Menschen stehen vor einem Musikgeschäft in Damaskus

Syriens Musiker nach dem Sturz Kleine Freiheiten und große Existenzängste

Stand: 02.01.2025 03:47 Uhr

Syriens Musiker leben in ungewissen Zeiten: Sie geben keine Konzerte, niemand bezahlt sie für ihre Arbeit. Nun hoffen sie, dass sie die machthabenden Islamisten von ihrer Kunst begeistern können. 

"Ich habe dieses Lied Hope genannt, Hoffnung", sagt der junge Komponist Arwad Azzawi. Es stehe für seine Gefühlslage jetzt nach dem Sturz des Assad-Regimes, sagt er im Saal der Musikhochschule in Damaskus. Das Regime hat ihm so viel genommen - seine Freiheit und seine Mutter: "Sie war Schauspielerin und hat 2011 gegen das Regime protestiert - 2017 ist sie gestorben." 

Arwads Mutter, Fadwa Suleiman, war eine der prominentesten Gegnerinnen des Regimes von Bashar al-Assad. 2012 ist sie aus Syrien geflohen, fünf Jahre später im Pariser Exil an Krebs gestorben. Ihr Sohn verwandelt seine Gefühle in Musik, momentan überwiegt bei ihm die Hoffnung.  

Für die Islamisten ist die Opernwelt Neuland

Direkt neben der Musikhochschule steht das Opernhaus von Damaskus. Dirigent Missak Baghboudarian ist erst vor wenigen Monaten zum Leiter der Oper ernannt worden. Mit Musik hat sein Job in diesen Tagen aber wenig zu tun. In der Nacht, als Diktator Assad aus Syrien geflüchtet ist, wurden die Türen des Opernhauses aufgebrochen und teure Gemälde und Computer gestohlen.  

Von wem genau, das wisse er nicht, sagt Baghboudarian. Genauso wenig, mit welchem Geld er für die Schäden aufkommen soll. Die noch größere Frage für ihn ist aber: wann können seine Musiker endlich wieder auftreten? Deshalb steht er in Verhandlungen mit den neuen Machthabern.

Bei den Gesprächen wurde ihm deutlich: für die Islamisten ist die Opernwelt Neuland. "Ich würde schon sagen, sie waren überrascht. Die kommen aus Idlib und in Idlib gibt es keine Oper. Ich weiß nicht, ob sie Musik kannten, wie wir sie hier spielen - sinfonische Konzerte, arabische und traditionelle Musik. Hier treten auch Tanzgruppen auf.

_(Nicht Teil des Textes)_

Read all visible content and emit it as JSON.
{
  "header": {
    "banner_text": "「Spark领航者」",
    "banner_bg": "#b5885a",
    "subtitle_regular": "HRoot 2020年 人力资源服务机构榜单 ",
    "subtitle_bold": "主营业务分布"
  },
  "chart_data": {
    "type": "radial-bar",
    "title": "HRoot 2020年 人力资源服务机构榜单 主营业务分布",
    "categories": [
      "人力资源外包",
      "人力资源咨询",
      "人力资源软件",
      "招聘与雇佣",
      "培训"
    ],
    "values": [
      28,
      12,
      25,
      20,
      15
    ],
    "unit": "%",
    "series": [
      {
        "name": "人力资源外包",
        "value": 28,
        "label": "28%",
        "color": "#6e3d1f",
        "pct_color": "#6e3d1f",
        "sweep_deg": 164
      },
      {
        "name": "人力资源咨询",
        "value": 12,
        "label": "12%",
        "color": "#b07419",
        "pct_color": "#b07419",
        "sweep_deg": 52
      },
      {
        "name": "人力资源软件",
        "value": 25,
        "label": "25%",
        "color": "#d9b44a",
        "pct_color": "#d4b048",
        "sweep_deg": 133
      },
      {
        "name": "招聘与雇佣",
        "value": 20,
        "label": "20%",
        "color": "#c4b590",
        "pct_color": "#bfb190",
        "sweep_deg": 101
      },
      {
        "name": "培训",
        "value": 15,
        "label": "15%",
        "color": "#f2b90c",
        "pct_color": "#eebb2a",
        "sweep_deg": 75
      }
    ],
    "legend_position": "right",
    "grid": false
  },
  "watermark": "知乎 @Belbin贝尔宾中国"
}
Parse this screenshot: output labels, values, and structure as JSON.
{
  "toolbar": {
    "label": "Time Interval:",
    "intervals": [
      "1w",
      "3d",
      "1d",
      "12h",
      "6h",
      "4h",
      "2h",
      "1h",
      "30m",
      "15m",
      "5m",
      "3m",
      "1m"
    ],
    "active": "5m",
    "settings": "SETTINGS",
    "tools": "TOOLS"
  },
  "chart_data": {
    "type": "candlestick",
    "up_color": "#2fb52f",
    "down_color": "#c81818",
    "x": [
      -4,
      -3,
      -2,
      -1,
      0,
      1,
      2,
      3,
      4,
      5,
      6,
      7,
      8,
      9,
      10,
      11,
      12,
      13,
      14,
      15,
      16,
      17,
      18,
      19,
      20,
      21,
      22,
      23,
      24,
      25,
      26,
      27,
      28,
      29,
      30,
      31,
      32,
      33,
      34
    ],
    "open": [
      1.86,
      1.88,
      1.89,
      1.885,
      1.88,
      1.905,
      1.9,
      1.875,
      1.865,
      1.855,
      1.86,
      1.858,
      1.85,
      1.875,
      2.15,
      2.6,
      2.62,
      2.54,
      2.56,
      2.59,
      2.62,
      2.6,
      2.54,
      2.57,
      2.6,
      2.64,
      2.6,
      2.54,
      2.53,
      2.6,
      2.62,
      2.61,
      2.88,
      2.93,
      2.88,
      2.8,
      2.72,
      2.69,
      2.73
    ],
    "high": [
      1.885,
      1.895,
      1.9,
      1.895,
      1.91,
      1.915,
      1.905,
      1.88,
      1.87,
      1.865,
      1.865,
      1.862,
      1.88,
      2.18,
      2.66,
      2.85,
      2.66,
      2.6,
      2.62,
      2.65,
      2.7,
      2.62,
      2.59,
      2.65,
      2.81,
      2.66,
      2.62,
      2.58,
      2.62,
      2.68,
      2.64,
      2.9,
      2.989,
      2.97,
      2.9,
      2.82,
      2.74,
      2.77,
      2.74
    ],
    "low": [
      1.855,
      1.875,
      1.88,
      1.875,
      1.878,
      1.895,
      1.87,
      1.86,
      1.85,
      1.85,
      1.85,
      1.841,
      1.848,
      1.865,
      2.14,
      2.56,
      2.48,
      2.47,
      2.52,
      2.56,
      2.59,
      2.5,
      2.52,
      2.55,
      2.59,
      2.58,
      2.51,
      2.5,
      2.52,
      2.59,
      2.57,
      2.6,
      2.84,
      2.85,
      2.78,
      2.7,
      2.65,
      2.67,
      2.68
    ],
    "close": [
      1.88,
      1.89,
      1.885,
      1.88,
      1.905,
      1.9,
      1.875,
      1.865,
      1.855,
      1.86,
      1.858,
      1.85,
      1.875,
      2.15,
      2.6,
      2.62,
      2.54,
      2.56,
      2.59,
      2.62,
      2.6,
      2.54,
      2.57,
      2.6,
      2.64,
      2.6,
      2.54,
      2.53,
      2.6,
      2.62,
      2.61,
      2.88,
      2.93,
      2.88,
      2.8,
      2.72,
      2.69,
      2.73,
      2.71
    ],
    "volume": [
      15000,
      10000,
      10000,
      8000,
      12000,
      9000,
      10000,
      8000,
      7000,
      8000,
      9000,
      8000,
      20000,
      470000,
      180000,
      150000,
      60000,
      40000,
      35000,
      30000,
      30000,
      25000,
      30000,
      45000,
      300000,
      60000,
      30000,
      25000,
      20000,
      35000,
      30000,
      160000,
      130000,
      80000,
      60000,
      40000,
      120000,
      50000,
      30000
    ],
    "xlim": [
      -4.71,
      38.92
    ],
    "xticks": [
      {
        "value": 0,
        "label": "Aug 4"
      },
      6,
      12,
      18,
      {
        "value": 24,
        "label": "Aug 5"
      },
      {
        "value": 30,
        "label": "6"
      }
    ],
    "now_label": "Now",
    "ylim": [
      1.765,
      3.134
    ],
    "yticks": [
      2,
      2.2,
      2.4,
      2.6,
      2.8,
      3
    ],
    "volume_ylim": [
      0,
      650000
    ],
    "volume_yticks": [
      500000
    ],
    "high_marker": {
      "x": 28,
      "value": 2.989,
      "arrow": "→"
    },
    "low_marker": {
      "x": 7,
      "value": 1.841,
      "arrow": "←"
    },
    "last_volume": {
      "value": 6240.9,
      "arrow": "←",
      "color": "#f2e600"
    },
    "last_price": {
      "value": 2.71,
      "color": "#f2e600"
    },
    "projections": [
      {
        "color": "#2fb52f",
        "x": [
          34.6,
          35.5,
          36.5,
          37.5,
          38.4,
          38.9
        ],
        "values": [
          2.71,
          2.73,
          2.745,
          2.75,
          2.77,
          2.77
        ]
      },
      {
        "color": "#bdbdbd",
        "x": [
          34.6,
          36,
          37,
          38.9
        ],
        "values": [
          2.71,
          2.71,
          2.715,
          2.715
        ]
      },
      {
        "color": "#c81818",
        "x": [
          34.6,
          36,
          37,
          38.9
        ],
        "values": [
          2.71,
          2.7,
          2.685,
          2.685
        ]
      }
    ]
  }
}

Die Situation ist schon anders als in Idlib."  

Wer kümmert sich um die Kultur?

Baghboudarian spricht nicht schlecht über die neuen Herrscher. Er habe durchaus Verständnis dafür, dass Kultur beim Staatsaufbau nicht an erster Stelle stehe. Aber für ein Problem ist es schon für ihn, dass es noch keinen Kulturminister gibt und damit auch keine Klarheit über ein Budget, mit dem er seine Musiker bezahlen kann.  

Auch vor dem Umbruch sei die Bezahlung schon miserabel gewesen, sagt Geiger André: "Wir hatten keine Sponsoren, wir hatten kein Geld, keine neuen Instrumente. Normalerweise müsste ich einmal im Monat die Saiten meiner Geige austauschen. Aber wenn ich das gemacht hätte, wäre mein ganzes Gehalt dabei draufgegangen - nur um meine Geige funktionsfähig zu halten." 

Zukunftsmusik

Die Musiker von Damaskus plagen Existenzängste. Ihre Zukunft hängt von Männern ab, die lange Waffen und Bärte tragen und mit ihrer Welt bislang nur selten in Kontakt getreten sind. Und doch hoffen sie am Neuaufbau des Staates mitwirken zu können. Denn ein Staat ohne Kultur ist für sie unvorstellbar - oder wie es der Hornist Mohammad Azzawi formuliert: "Jede militärische Macht kann einen Staat aufbauen . Aber ein wahrer Staat steht auf dem Fundament der Kultur. Seit Beginn der Menschheit, bis zu ihrem Ende." 

Das letzte Konzert haben die Musiker der Damaszener Oper im November gespielt. Wann das nächste sein wird, wissen sie noch nicht. So bleibt es ihnen nur sich alte Aufnahmen vorzuspielen - mit Azzawi an der Duduk, der armenischen Flöte und Dirigent Baghboudarian am Klavier.  Für das gerade angebrochene Jahr vereint sie vor allem ein großer Wunsch: wieder Musik zu spielen.